| |
Bush'a fırça atmak, gerekirse posta koymak!
Dünyanın bir ucundan üç saatte geliyorsunuz uçakla, sonra yirmi dakikalık mesafeyi iki buçuk saatte alıyorsunuz. Havaalanından şehre uzanan sahil yolu milim milim ilerliyor. Yol çalışması... NATO toplantısı için asfalt makyajı... Sonra başka bir noktada başka bir asfalt çalışması. E5 kilit. Sürekli bir mayın tarlasına düşme hali. Ne zaman, nerede yakalanacağınız belli değil. Dahası kalıcı çözüm üretmekten çok uzakta. Şimdi, Hıncal Abi kadar vurduğu yerden ses getiren biri değilim. Berlusconi gibi Avrupa'yı takmayan bir lidere İtalyan Havacılığı bitmiş içerikli fırçalar atamam. Başbakan Erdoğan'a da bu şehirde yaşam bitmiş serzenişinde de bulunamam. Ama avazım çıktığı kadar bağırabilirim değil mi? Öyle yaptım zaten. Camları kapatıp "biri lütfen şu amaçsız, zavallı, acı içerisinde debelenen ruhumu ve bedenimi yok etsin" diye bağırdım. NATO toplantısı olmasa bu kadar acı çekmek zorunda kalmayacağız. Yani yıllardır çukurlarla, şeritsiz otobanlara, kalfaların belirlediği viraj eğimlerine alışmış, yuvarlanıp gidiyorduk. Trafikte kardeşin kardeşe yaptığına girmiyorum bile. Oysa bu "yalandan" aman rezil olmayalım girişimi tüm dengeleri alt üst etti. Misafir odası!.. Aynı mantık galiba. Evin en güzel yeri yılda üç beş kez kullanmak üzere misafirlere ayrılır. Evin geri kalanını hak getire. Kendi oturduğumuz, bir ömür tükettiğimiz evimizi bile "yabancıları" memnun etmek üzere kuruyoruz.
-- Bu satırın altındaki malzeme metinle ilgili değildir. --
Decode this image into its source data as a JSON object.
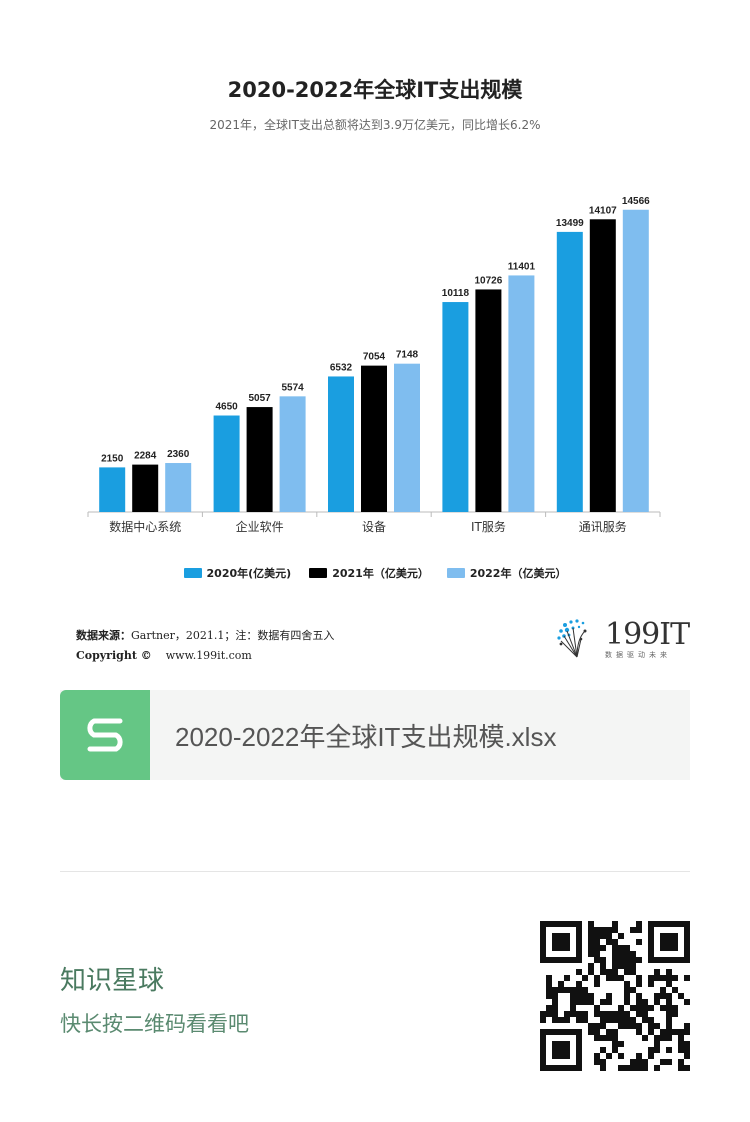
{
  "chart_data": {
    "type": "bar",
    "title": "2020-2022年全球IT支出规模",
    "subtitle": "2021年，全球IT支出总额将达到3.9万亿美元，同比增长6.2%",
    "categories": [
      "数据中心系统",
      "企业软件",
      "设备",
      "IT服务",
      "通讯服务"
    ],
    "series": [
      {
        "name": "2020年(亿美元)",
        "color": "#1a9ee0",
        "values": [
          2150,
          4650,
          6532,
          10118,
          13499
        ]
      },
      {
        "name": "2021年（亿美元）",
        "color": "#000000",
        "values": [
          2284,
          5057,
          7054,
          10726,
          14107
        ]
      },
      {
        "name": "2022年（亿美元）",
        "color": "#7fbdef",
        "values": [
          2360,
          5574,
          7148,
          11401,
          14566
        ]
      }
    ],
    "ylim": [
      0,
      16000
    ],
    "grid": false,
    "legend_position": "bottom"
  },
  "source": {
    "label": "数据来源：",
    "text": "Gartner，2021.1；注：数据有四舍五入",
    "copyright": "Copyright ©",
    "website": "www.199it.com"
  },
  "logo": {
    "name": "199IT",
    "tagline": "数据驱动未来"
  },
  "file": {
    "icon": "spreadsheet-s-icon",
    "name": "2020-2022年全球IT支出规模.xlsx",
    "accent": "#65c685"
  },
  "planet": {
    "name": "知识星球",
    "hint": "快长按二维码看看吧"
  }
}
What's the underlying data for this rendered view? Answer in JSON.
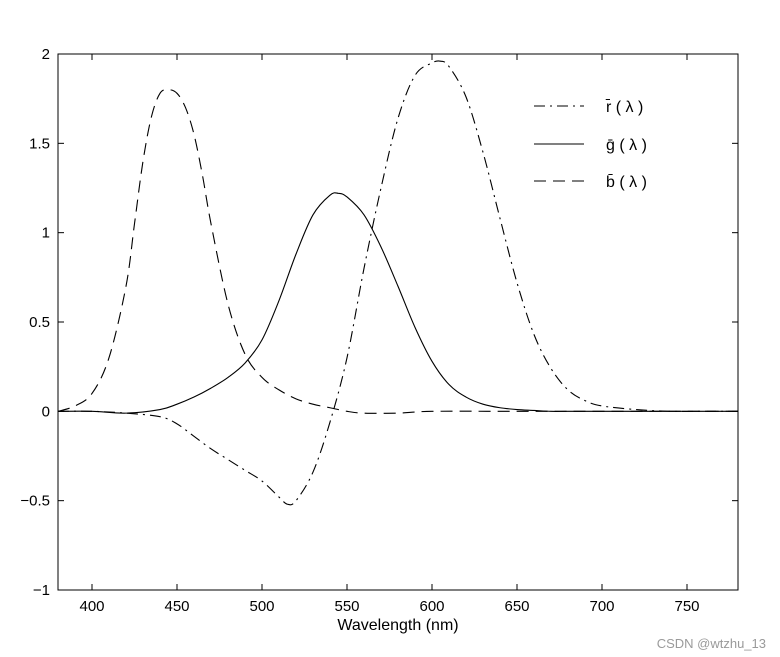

Aynı refleks sık sık cennet vatanda da karşımıza çıkıyor. Eğer bu yollar sadece ve sadece ağır abiler geliyor diye onarımdan geçiyorsa, sizi bilmem ama ben bunu bir hakaret olarak görürüm. Kaldı ki kalıcı bir onarım olduğundan da pek emin değilim. Üç beş ay sonra akar gibime geliyor o makyaj. Ayrıca, kırmızı tuğla ve demir filizinden oluşan gotik mimarimizi nasıl saklayacaklar? Kendi ülkemde "insan" gibi yaşamam ülkeyi yıllardır yönetenlerin umurunda olmadı hiç. Buna alışkınım. Ancak arada bir sille gibi yüzüme değdiğinde asabileşip "kıllanan adam" haleti ruhiyesine giriyorum. Bu toplantı, mesela Londra'da olsa İngiliz yetkililer, acaba şehre makyaj yapma gereksinimi duyarlar mı? Londralılar'ın yaşam seviyelerini en üst seviyede tutma gereksiniminden başka bir çaba olacağını sanmıyorum. Bush karşıtı gösterilere katılma nedenlerimden biri de bu olabilir. Gelme! Gelme ki ne kadar hıyar yerine konduğumu bilmeyeyim. Bu vesileyle ben de Bush'a fırça ve hatta posta atmış olmanın gururunu yaşıyorum.